Das Leben, so scheint es, muss permanent optimiert werden. Geist, Motorik, Kommunikation und soziale Fähigkeiten werden so hart trainiert wie das Einmaleins oder der perfekte Torschuss. Aber machen Seminare zur Stabilisierung der Persönlichkeit das Leben wirklich besser? Was ist "die innere Stimme" wert, wenn man zu ihrer Auffindung einen Intuitions-Workshop besuchen muss? 1989 hat der Dokumentarfilmer Harun Farocki einen Film gemacht, der aus 32 unkommentierten Übungs-, Therapie- und Spielsituationen besteht: "Leben - BRD"; das Leben als nie endendes Lernprogramm.

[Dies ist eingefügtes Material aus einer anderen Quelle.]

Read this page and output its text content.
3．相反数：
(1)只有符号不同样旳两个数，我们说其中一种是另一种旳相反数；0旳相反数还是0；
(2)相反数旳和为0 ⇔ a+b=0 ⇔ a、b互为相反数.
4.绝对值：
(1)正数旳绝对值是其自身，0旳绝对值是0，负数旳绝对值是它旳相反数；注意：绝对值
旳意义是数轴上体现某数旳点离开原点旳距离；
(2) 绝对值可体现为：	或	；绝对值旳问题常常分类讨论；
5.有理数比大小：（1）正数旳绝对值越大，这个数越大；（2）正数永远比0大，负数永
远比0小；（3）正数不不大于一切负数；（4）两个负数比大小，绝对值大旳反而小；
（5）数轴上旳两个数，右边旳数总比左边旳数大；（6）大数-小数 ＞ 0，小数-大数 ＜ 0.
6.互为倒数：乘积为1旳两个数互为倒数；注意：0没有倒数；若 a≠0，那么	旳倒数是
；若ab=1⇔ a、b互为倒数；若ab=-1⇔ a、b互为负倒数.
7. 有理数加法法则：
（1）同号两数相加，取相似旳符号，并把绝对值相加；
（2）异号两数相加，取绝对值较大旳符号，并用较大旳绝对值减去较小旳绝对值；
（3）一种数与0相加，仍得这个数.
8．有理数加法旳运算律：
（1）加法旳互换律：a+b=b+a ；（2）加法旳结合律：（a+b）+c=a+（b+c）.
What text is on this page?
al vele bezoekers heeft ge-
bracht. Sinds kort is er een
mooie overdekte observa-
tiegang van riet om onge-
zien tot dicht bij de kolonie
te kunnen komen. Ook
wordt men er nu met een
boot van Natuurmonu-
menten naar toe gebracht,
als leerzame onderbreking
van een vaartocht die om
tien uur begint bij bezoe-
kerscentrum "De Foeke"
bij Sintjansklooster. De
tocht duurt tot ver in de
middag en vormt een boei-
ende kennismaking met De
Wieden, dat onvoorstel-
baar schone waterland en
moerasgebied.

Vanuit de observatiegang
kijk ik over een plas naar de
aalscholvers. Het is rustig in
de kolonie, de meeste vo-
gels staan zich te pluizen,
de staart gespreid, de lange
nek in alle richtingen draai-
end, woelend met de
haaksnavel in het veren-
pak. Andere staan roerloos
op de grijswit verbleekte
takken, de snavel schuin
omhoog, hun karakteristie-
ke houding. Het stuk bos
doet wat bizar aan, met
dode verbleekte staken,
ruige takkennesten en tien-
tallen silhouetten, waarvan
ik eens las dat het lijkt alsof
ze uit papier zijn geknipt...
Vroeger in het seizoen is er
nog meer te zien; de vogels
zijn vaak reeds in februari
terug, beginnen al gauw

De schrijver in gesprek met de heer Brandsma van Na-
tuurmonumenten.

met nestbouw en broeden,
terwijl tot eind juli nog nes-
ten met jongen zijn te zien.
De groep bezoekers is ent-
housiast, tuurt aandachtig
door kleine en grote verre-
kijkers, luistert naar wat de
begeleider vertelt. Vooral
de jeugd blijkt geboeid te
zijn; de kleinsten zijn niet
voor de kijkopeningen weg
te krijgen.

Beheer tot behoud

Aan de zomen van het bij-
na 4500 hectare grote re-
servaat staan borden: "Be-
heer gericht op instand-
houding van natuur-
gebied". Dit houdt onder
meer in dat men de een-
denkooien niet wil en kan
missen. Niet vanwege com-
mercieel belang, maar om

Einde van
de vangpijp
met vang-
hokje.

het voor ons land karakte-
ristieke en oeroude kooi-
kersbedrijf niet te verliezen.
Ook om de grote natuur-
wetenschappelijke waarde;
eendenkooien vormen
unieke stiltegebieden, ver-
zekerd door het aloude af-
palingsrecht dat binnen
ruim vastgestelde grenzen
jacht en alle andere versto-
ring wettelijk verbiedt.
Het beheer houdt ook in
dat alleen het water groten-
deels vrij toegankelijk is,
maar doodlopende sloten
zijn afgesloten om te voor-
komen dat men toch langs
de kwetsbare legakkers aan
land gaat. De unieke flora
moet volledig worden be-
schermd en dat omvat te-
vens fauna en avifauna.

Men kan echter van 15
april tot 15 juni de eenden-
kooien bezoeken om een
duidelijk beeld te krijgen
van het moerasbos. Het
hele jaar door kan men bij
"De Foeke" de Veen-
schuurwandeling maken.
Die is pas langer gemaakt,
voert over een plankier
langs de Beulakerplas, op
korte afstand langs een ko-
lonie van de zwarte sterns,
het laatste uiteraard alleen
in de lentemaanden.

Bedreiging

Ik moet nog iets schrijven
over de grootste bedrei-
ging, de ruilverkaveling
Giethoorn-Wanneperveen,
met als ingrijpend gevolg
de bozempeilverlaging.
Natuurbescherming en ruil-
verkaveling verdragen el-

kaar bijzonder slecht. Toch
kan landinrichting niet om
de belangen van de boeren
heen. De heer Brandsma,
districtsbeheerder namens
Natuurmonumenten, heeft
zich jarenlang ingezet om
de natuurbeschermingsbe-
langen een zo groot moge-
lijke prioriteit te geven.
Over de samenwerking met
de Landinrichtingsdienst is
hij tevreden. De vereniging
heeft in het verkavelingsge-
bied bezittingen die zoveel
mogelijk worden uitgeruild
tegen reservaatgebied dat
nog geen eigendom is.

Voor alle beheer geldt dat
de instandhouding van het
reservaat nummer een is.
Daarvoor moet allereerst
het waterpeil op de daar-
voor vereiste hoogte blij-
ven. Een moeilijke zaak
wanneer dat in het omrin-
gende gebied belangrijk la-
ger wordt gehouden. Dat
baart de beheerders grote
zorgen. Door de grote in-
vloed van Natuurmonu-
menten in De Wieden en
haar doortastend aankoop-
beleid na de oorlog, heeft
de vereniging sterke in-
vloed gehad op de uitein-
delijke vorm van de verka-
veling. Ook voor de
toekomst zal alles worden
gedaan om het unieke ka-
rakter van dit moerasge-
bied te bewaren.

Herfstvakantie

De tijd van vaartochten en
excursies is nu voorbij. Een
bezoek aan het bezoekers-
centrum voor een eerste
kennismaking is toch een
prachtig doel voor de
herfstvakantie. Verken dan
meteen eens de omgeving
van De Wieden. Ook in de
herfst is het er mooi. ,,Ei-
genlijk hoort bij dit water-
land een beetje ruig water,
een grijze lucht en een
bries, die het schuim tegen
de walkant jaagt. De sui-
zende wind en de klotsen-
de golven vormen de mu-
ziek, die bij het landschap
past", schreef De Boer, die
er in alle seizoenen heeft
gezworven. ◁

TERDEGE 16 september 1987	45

Nun haben sich die Autoren Jörg Adolph und Ralf Bücheler erneut auf eine Reise durch Deutschland begeben, in dem mittlerweile über 50.000 Seminartrainer ein engmaschiges Netz über alle Lebensbereiche gelegt haben. Sie filmten eine Hebammenausbildung, eine Bundeswehrübung, die Fortbildung bei einer Lebensversicherung und eine Striptease-Schulung; sie erkundeten Kurs-Neuland und fanden neue Lebensreligionen. Das Leben heute ist kleinteiliger als zu Farockis Zeit. Es gibt doppelt so viele Übungssituationen, die einen Menschen quasi von der Wiege bis zur Bahre begleiten: von der Geburtssimulation in der Hebammenschule bis zum Sargbaukurs. Die Biografie wird zum Baukasten; und doch findet kaum ein Kursteilnehmer die richtige Gebrauchsanleitung für sein Leben.